Researchers say the findings, which were published Wednesday in the Journal of Animal Ecology, can help predict when and where bees will face most stress and potential decline in the future.
"Bumblebees may be in for a rough time over the 21st century."
Senior author Richard Gill
The study was conducted amid sharp plummet in bee populations. According to Bee Informed Partnership, a nonprofit organization that started conducting extensive annual bee surveys in response to colony collapse, wild bees declined by 23 percent from 2008 to 2013. Agriculture relies significantly on bees, which can perform much of the pollination farmers need, and contribute to crop production.
The study's senior author Richard Gill said the future isn't looking better for bees. “With hotter and wetter conditions predicted to place bumblebees under higher stress, the fact these conditions will become more frequent under climate change means bumblebees may be in for a rough time over the 21st century," Gill said.
In order to better understand the root of bee decline, and potential interventions, the research groups studied specimen dating back to 1900 of four UK bumblebee species. They reported evidence for stress getting higher as the century progressed from its lowest point around 1925. Further analysis showed that each bee species displayed a consistently higher proxy of stress in the latter half of the century.

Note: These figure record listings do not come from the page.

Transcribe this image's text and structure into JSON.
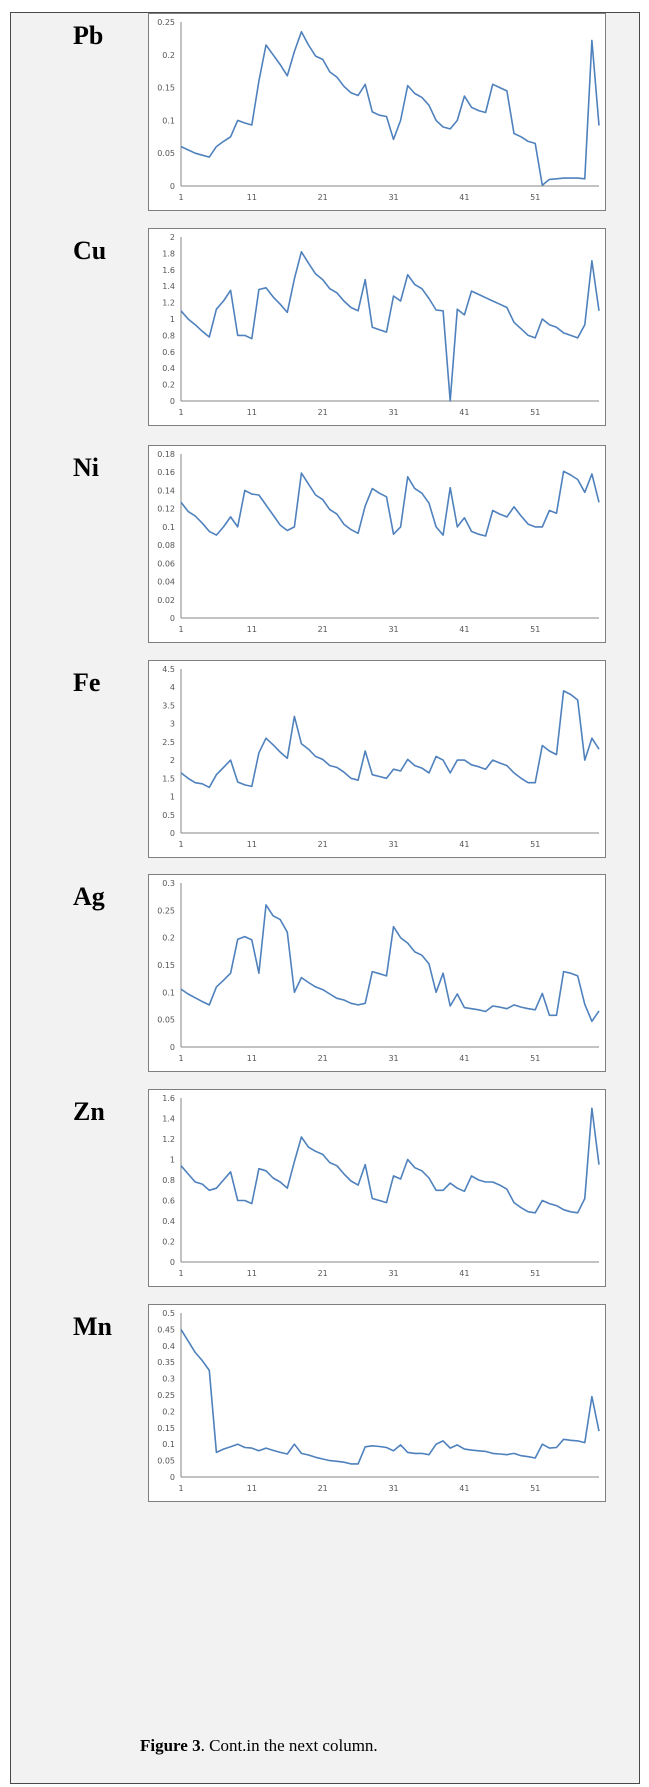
{
  "caption": {
    "label": "Figure 3",
    "text": ". Cont.in the next column."
  },
  "colors": {
    "line": "#4f81bd",
    "axis": "#868686"
  },
  "chart_data": [
    {
      "type": "line",
      "element": "Pb",
      "ylim": [
        0,
        0.25
      ],
      "yticks": [
        "0",
        "0.05",
        "0.1",
        "0.15",
        "0.2",
        "0.25"
      ],
      "xticks": [
        "1",
        "11",
        "21",
        "31",
        "41",
        "51"
      ],
      "x": [
        1,
        2,
        3,
        4,
        5,
        6,
        7,
        8,
        9,
        10,
        11,
        12,
        13,
        14,
        15,
        16,
        17,
        18,
        19,
        20,
        21,
        22,
        23,
        24,
        25,
        26,
        27,
        28,
        29,
        30,
        31,
        32,
        33,
        34,
        35,
        36,
        37,
        38,
        39,
        40,
        41,
        42,
        43,
        44,
        45,
        46,
        47,
        48,
        49,
        50,
        51,
        52,
        53,
        54,
        55,
        56,
        57,
        58,
        59,
        60
      ],
      "values": [
        0.06,
        0.055,
        0.05,
        0.047,
        0.044,
        0.06,
        0.068,
        0.075,
        0.1,
        0.096,
        0.093,
        0.16,
        0.215,
        0.2,
        0.185,
        0.168,
        0.205,
        0.235,
        0.215,
        0.198,
        0.193,
        0.174,
        0.166,
        0.152,
        0.142,
        0.138,
        0.155,
        0.113,
        0.108,
        0.106,
        0.071,
        0.1,
        0.153,
        0.141,
        0.135,
        0.123,
        0.1,
        0.09,
        0.087,
        0.1,
        0.137,
        0.12,
        0.115,
        0.112,
        0.155,
        0.15,
        0.145,
        0.08,
        0.075,
        0.068,
        0.065,
        0.001,
        0.01,
        0.011,
        0.012,
        0.012,
        0.012,
        0.011,
        0.222,
        0.092
      ]
    },
    {
      "type": "line",
      "element": "Cu",
      "ylim": [
        0,
        2
      ],
      "yticks": [
        "0",
        "0.2",
        "0.4",
        "0.6",
        "0.8",
        "1",
        "1.2",
        "1.4",
        "1.6",
        "1.8",
        "2"
      ],
      "xticks": [
        "1",
        "11",
        "21",
        "31",
        "41",
        "51"
      ],
      "x": [
        1,
        2,
        3,
        4,
        5,
        6,
        7,
        8,
        9,
        10,
        11,
        12,
        13,
        14,
        15,
        16,
        17,
        18,
        19,
        20,
        21,
        22,
        23,
        24,
        25,
        26,
        27,
        28,
        29,
        30,
        31,
        32,
        33,
        34,
        35,
        36,
        37,
        38,
        39,
        40,
        41,
        42,
        43,
        44,
        45,
        46,
        47,
        48,
        49,
        50,
        51,
        52,
        53,
        54,
        55,
        56,
        57,
        58,
        59,
        60
      ],
      "values": [
        1.1,
        1.0,
        0.93,
        0.85,
        0.78,
        1.12,
        1.22,
        1.35,
        0.8,
        0.8,
        0.76,
        1.36,
        1.38,
        1.27,
        1.18,
        1.08,
        1.49,
        1.82,
        1.68,
        1.55,
        1.48,
        1.37,
        1.32,
        1.22,
        1.14,
        1.1,
        1.48,
        0.9,
        0.87,
        0.84,
        1.28,
        1.22,
        1.54,
        1.42,
        1.37,
        1.25,
        1.11,
        1.1,
        0.0,
        1.12,
        1.05,
        1.34,
        1.3,
        1.26,
        1.22,
        1.18,
        1.14,
        0.96,
        0.88,
        0.8,
        0.77,
        1.0,
        0.93,
        0.9,
        0.83,
        0.8,
        0.77,
        0.93,
        1.71,
        1.1
      ]
    },
    {
      "type": "line",
      "element": "Ni",
      "ylim": [
        0,
        0.18
      ],
      "yticks": [
        "0",
        "0.02",
        "0.04",
        "0.06",
        "0.08",
        "0.1",
        "0.12",
        "0.14",
        "0.16",
        "0.18"
      ],
      "xticks": [
        "1",
        "11",
        "21",
        "31",
        "41",
        "51"
      ],
      "x": [
        1,
        2,
        3,
        4,
        5,
        6,
        7,
        8,
        9,
        10,
        11,
        12,
        13,
        14,
        15,
        16,
        17,
        18,
        19,
        20,
        21,
        22,
        23,
        24,
        25,
        26,
        27,
        28,
        29,
        30,
        31,
        32,
        33,
        34,
        35,
        36,
        37,
        38,
        39,
        40,
        41,
        42,
        43,
        44,
        45,
        46,
        47,
        48,
        49,
        50,
        51,
        52,
        53,
        54,
        55,
        56,
        57,
        58,
        59,
        60
      ],
      "values": [
        0.127,
        0.117,
        0.112,
        0.104,
        0.095,
        0.091,
        0.1,
        0.111,
        0.1,
        0.14,
        0.136,
        0.135,
        0.124,
        0.113,
        0.102,
        0.096,
        0.1,
        0.159,
        0.147,
        0.135,
        0.13,
        0.119,
        0.114,
        0.103,
        0.097,
        0.093,
        0.123,
        0.142,
        0.137,
        0.133,
        0.092,
        0.1,
        0.155,
        0.142,
        0.137,
        0.126,
        0.1,
        0.091,
        0.143,
        0.1,
        0.11,
        0.095,
        0.092,
        0.09,
        0.118,
        0.114,
        0.111,
        0.122,
        0.112,
        0.103,
        0.1,
        0.1,
        0.118,
        0.115,
        0.161,
        0.157,
        0.152,
        0.138,
        0.158,
        0.127
      ]
    },
    {
      "type": "line",
      "element": "Fe",
      "ylim": [
        0,
        4.5
      ],
      "yticks": [
        "0",
        "0.5",
        "1",
        "1.5",
        "2",
        "2.5",
        "3",
        "3.5",
        "4",
        "4.5"
      ],
      "xticks": [
        "1",
        "11",
        "21",
        "31",
        "41",
        "51"
      ],
      "x": [
        1,
        2,
        3,
        4,
        5,
        6,
        7,
        8,
        9,
        10,
        11,
        12,
        13,
        14,
        15,
        16,
        17,
        18,
        19,
        20,
        21,
        22,
        23,
        24,
        25,
        26,
        27,
        28,
        29,
        30,
        31,
        32,
        33,
        34,
        35,
        36,
        37,
        38,
        39,
        40,
        41,
        42,
        43,
        44,
        45,
        46,
        47,
        48,
        49,
        50,
        51,
        52,
        53,
        54,
        55,
        56,
        57,
        58,
        59,
        60
      ],
      "values": [
        1.65,
        1.5,
        1.38,
        1.35,
        1.25,
        1.6,
        1.8,
        2.0,
        1.4,
        1.32,
        1.28,
        2.2,
        2.6,
        2.42,
        2.22,
        2.05,
        3.2,
        2.45,
        2.3,
        2.1,
        2.02,
        1.85,
        1.8,
        1.67,
        1.5,
        1.45,
        2.25,
        1.6,
        1.55,
        1.5,
        1.75,
        1.7,
        2.02,
        1.85,
        1.78,
        1.65,
        2.1,
        2.0,
        1.65,
        2.0,
        2.0,
        1.87,
        1.82,
        1.75,
        2.0,
        1.92,
        1.85,
        1.65,
        1.5,
        1.38,
        1.38,
        2.4,
        2.25,
        2.15,
        3.9,
        3.8,
        3.65,
        2.0,
        2.6,
        2.3
      ]
    },
    {
      "type": "line",
      "element": "Ag",
      "ylim": [
        0,
        0.3
      ],
      "yticks": [
        "0",
        "0.05",
        "0.1",
        "0.15",
        "0.2",
        "0.25",
        "0.3"
      ],
      "xticks": [
        "1",
        "11",
        "21",
        "31",
        "41",
        "51"
      ],
      "x": [
        1,
        2,
        3,
        4,
        5,
        6,
        7,
        8,
        9,
        10,
        11,
        12,
        13,
        14,
        15,
        16,
        17,
        18,
        19,
        20,
        21,
        22,
        23,
        24,
        25,
        26,
        27,
        28,
        29,
        30,
        31,
        32,
        33,
        34,
        35,
        36,
        37,
        38,
        39,
        40,
        41,
        42,
        43,
        44,
        45,
        46,
        47,
        48,
        49,
        50,
        51,
        52,
        53,
        54,
        55,
        56,
        57,
        58,
        59,
        60
      ],
      "values": [
        0.106,
        0.097,
        0.09,
        0.083,
        0.077,
        0.11,
        0.122,
        0.135,
        0.197,
        0.202,
        0.196,
        0.135,
        0.26,
        0.24,
        0.233,
        0.21,
        0.1,
        0.127,
        0.118,
        0.11,
        0.105,
        0.097,
        0.089,
        0.086,
        0.08,
        0.077,
        0.08,
        0.138,
        0.134,
        0.13,
        0.22,
        0.2,
        0.19,
        0.174,
        0.168,
        0.152,
        0.1,
        0.135,
        0.075,
        0.097,
        0.072,
        0.07,
        0.068,
        0.065,
        0.075,
        0.073,
        0.07,
        0.077,
        0.073,
        0.07,
        0.068,
        0.098,
        0.058,
        0.058,
        0.138,
        0.135,
        0.13,
        0.078,
        0.047,
        0.066
      ]
    },
    {
      "type": "line",
      "element": "Zn",
      "ylim": [
        0,
        1.6
      ],
      "yticks": [
        "0",
        "0.2",
        "0.4",
        "0.6",
        "0.8",
        "1",
        "1.2",
        "1.4",
        "1.6"
      ],
      "xticks": [
        "1",
        "11",
        "21",
        "31",
        "41",
        "51"
      ],
      "x": [
        1,
        2,
        3,
        4,
        5,
        6,
        7,
        8,
        9,
        10,
        11,
        12,
        13,
        14,
        15,
        16,
        17,
        18,
        19,
        20,
        21,
        22,
        23,
        24,
        25,
        26,
        27,
        28,
        29,
        30,
        31,
        32,
        33,
        34,
        35,
        36,
        37,
        38,
        39,
        40,
        41,
        42,
        43,
        44,
        45,
        46,
        47,
        48,
        49,
        50,
        51,
        52,
        53,
        54,
        55,
        56,
        57,
        58,
        59,
        60
      ],
      "values": [
        0.94,
        0.86,
        0.78,
        0.76,
        0.7,
        0.72,
        0.8,
        0.88,
        0.6,
        0.6,
        0.57,
        0.91,
        0.89,
        0.82,
        0.78,
        0.72,
        0.98,
        1.22,
        1.12,
        1.08,
        1.05,
        0.97,
        0.94,
        0.86,
        0.79,
        0.75,
        0.95,
        0.62,
        0.6,
        0.58,
        0.84,
        0.81,
        1.0,
        0.92,
        0.89,
        0.82,
        0.7,
        0.7,
        0.77,
        0.72,
        0.69,
        0.84,
        0.8,
        0.78,
        0.78,
        0.75,
        0.71,
        0.58,
        0.53,
        0.49,
        0.48,
        0.6,
        0.57,
        0.55,
        0.51,
        0.49,
        0.48,
        0.62,
        1.5,
        0.95
      ]
    },
    {
      "type": "line",
      "element": "Mn",
      "ylim": [
        0,
        0.5
      ],
      "yticks": [
        "0",
        "0.05",
        "0.1",
        "0.15",
        "0.2",
        "0.25",
        "0.3",
        "0.35",
        "0.4",
        "0.45",
        "0.5"
      ],
      "xticks": [
        "1",
        "11",
        "21",
        "31",
        "41",
        "51"
      ],
      "x": [
        1,
        2,
        3,
        4,
        5,
        6,
        7,
        8,
        9,
        10,
        11,
        12,
        13,
        14,
        15,
        16,
        17,
        18,
        19,
        20,
        21,
        22,
        23,
        24,
        25,
        26,
        27,
        28,
        29,
        30,
        31,
        32,
        33,
        34,
        35,
        36,
        37,
        38,
        39,
        40,
        41,
        42,
        43,
        44,
        45,
        46,
        47,
        48,
        49,
        50,
        51,
        52,
        53,
        54,
        55,
        56,
        57,
        58,
        59,
        60
      ],
      "values": [
        0.45,
        0.415,
        0.38,
        0.355,
        0.325,
        0.075,
        0.085,
        0.092,
        0.1,
        0.09,
        0.088,
        0.08,
        0.088,
        0.081,
        0.075,
        0.07,
        0.1,
        0.072,
        0.067,
        0.06,
        0.055,
        0.05,
        0.048,
        0.045,
        0.04,
        0.04,
        0.092,
        0.095,
        0.093,
        0.09,
        0.08,
        0.098,
        0.075,
        0.072,
        0.072,
        0.068,
        0.1,
        0.11,
        0.088,
        0.098,
        0.085,
        0.082,
        0.08,
        0.078,
        0.072,
        0.07,
        0.068,
        0.072,
        0.065,
        0.062,
        0.058,
        0.1,
        0.088,
        0.09,
        0.115,
        0.112,
        0.11,
        0.105,
        0.245,
        0.14
      ]
    }
  ]
}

With digital images, the group investigated the asymmetry in bumblebee wings as an indicator of stress. High asymmetry (very differently shaped right and left wings) indicates the bees experienced stress during development – an external factor that affected their usual growth.
"Learn from the past to predict the future"
So, what can be done to protect bees?
Study author Andres Arce, now at the University of Suffolk, explained that the study intends to "learn from the past to predict the future."
"We hope to be able to forecast where and when bumblebees will be most at risk and target effective conservation action," Arce continued.